Performance-Based Contract Management Contractors with persistent compliance failures should face contract consequences—performance improvement requirements, cure periods, and ultimately contract termination if compliance is not achieved. Tolerating chronic non-compliance sends a message that requirements aren’t serious.
Frequently Asked Questions
Who is responsible when a contractor employee is injured while working in a healthcare facility? Workers’ compensation for contractor employees is the contractor employer’s responsibility. The healthcare organization’s liability exposure depends on whether the injury resulted from conditions within the healthcare organization’s control (inadequate lighting, unexpected utility hazards, failure to communicate known hazards) or purely from the contractor’s own work operations. Facilities that maintain comprehensive contractor safety programs, communicate known hazards, and ensure contractors receive appropriate orientation typically have stronger legal positions when contractor injuries occur.
Do healthcare facilities need to provide safety training to contractors, or can they rely on contractors to train their own employees? Healthcare facilities must provide site-specific safety orientation that covers facility-specific hazards, emergency procedures, infection control requirements, and site safety rules. General safety training for the contractor’s trade (fall protection, electrical safety, confined space) is the contractor’s responsibility. The site-specific orientation cannot be substituted by the contractor’s general safety training program.

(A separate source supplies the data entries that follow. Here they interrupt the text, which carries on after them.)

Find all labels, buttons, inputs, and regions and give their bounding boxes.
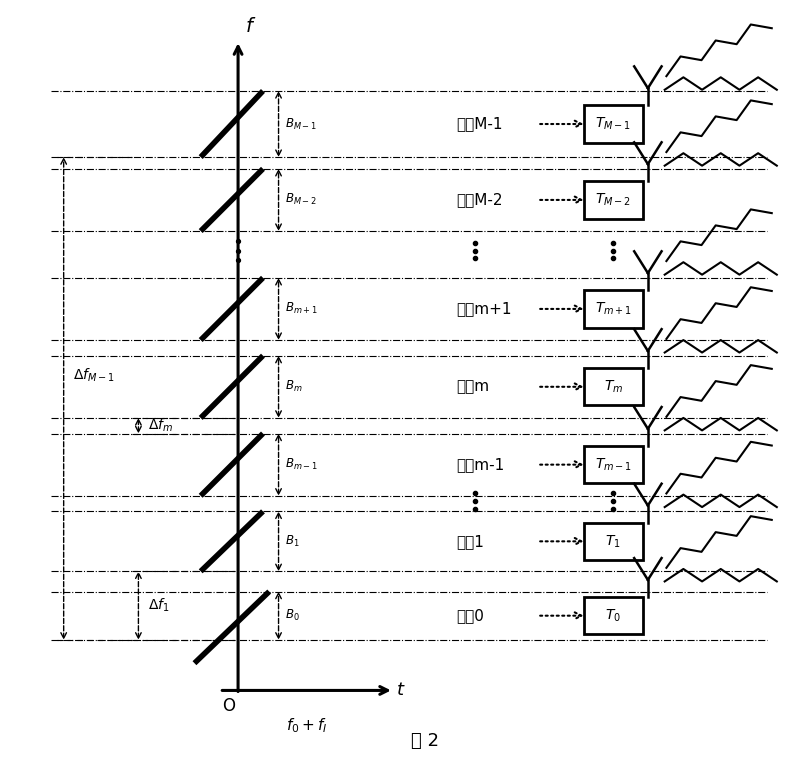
Text: t: t xyxy=(397,681,404,700)
Text: 子市m: 子市m xyxy=(456,379,489,394)
Text: 子市m-1: 子市m-1 xyxy=(456,457,504,472)
Text: $T_{M-2}$: $T_{M-2}$ xyxy=(595,192,631,208)
Text: $T_{m-1}$: $T_{m-1}$ xyxy=(594,456,632,473)
Text: 图 2: 图 2 xyxy=(411,732,439,750)
Text: $T_m$: $T_m$ xyxy=(604,378,623,395)
Text: $B_{m-1}$: $B_{m-1}$ xyxy=(285,457,318,472)
FancyBboxPatch shape xyxy=(584,290,643,327)
Text: $B_{M-1}$: $B_{M-1}$ xyxy=(285,117,317,132)
Text: $B_m$: $B_m$ xyxy=(285,379,302,394)
Text: $\Delta f_1$: $\Delta f_1$ xyxy=(148,597,170,614)
Text: 子市m+1: 子市m+1 xyxy=(456,302,511,316)
Text: $T_{M-1}$: $T_{M-1}$ xyxy=(595,116,631,132)
Text: O: O xyxy=(222,697,235,715)
Text: $B_{m+1}$: $B_{m+1}$ xyxy=(285,302,318,317)
Text: $T_1$: $T_1$ xyxy=(606,533,621,550)
FancyBboxPatch shape xyxy=(584,368,643,406)
Text: 子市0: 子市0 xyxy=(456,608,484,623)
Text: $T_{m+1}$: $T_{m+1}$ xyxy=(594,301,632,317)
Text: $\Delta f_m$: $\Delta f_m$ xyxy=(148,417,173,434)
Text: $f_0+f_I$: $f_0+f_I$ xyxy=(286,716,327,735)
Text: 子市M-2: 子市M-2 xyxy=(456,193,502,208)
Text: $\Delta f_{M-1}$: $\Delta f_{M-1}$ xyxy=(73,366,115,384)
FancyBboxPatch shape xyxy=(584,105,643,143)
Text: 子市1: 子市1 xyxy=(456,534,484,549)
Text: $T_0$: $T_0$ xyxy=(606,607,622,624)
FancyBboxPatch shape xyxy=(584,446,643,484)
Text: f: f xyxy=(246,17,253,36)
FancyBboxPatch shape xyxy=(584,523,643,560)
Text: $B_{M-2}$: $B_{M-2}$ xyxy=(285,193,317,208)
Text: 子市M-1: 子市M-1 xyxy=(456,117,502,132)
Text: $B_0$: $B_0$ xyxy=(285,608,299,623)
FancyBboxPatch shape xyxy=(584,597,643,634)
FancyBboxPatch shape xyxy=(584,181,643,218)
Text: $B_1$: $B_1$ xyxy=(285,534,299,549)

How should healthcare facilities handle contractors who repeatedly violate safety or infection control requirements during a project? The escalation path should be defined in the contract and project safety plan: first violation triggers a documented warning; second violation triggers a notice to the contractor’s project manager and/or owner; persistent violations trigger suspension of the specific worker from the site and potentially termination of the contractor’s contract. Healthcare facility directors should not hesitate to enforce contract consequences when contractor safety or infection control violations put patients at risk.

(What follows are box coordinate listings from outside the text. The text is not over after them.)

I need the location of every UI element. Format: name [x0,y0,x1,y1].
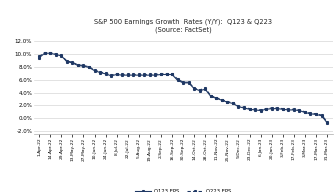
Q223 EPS [297,109,301,111]
Q123 EPS [43,52,47,54]
Line: Q223 EPS: Q223 EPS [38,52,328,122]
Line: Q123 EPS: Q123 EPS [38,52,328,124]
Q223 EPS [264,108,268,110]
Q123 EPS [325,122,329,124]
Q223 EPS [37,55,41,58]
Title: S&P 500 Earnings Growth  Rates (Y/Y):  Q123 & Q223
(Source: FactSet): S&P 500 Earnings Growth Rates (Y/Y): Q12… [94,18,272,33]
Q223 EPS [209,95,213,97]
Q123 EPS [297,109,301,112]
Q123 EPS [214,97,218,99]
Q123 EPS [264,108,268,110]
Q223 EPS [214,97,218,99]
Q123 EPS [37,57,41,59]
Q223 EPS [120,73,124,76]
Legend: Q123 EPS, Q223 EPS: Q123 EPS, Q223 EPS [135,189,231,192]
Q223 EPS [225,100,229,103]
Q123 EPS [120,74,124,76]
Q223 EPS [43,51,47,54]
Q123 EPS [225,101,229,103]
Q223 EPS [325,120,329,123]
Q123 EPS [209,95,213,98]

Are there Joint Commission standards specifically addressing how healthcare organizations should monitor contracted services? Joint Commission Standard LD.04.03.09 requires that organizations evaluate and select contracted services and ensure they perform as expected. The standard requires annual evaluation of contracted services. For contracted facility services, this annual evaluation should assess contractor performance against the compliance requirements in the contract, identify any patterns of non-compliance, and determine whether the contractor relationship should continue, be modified, or be terminated.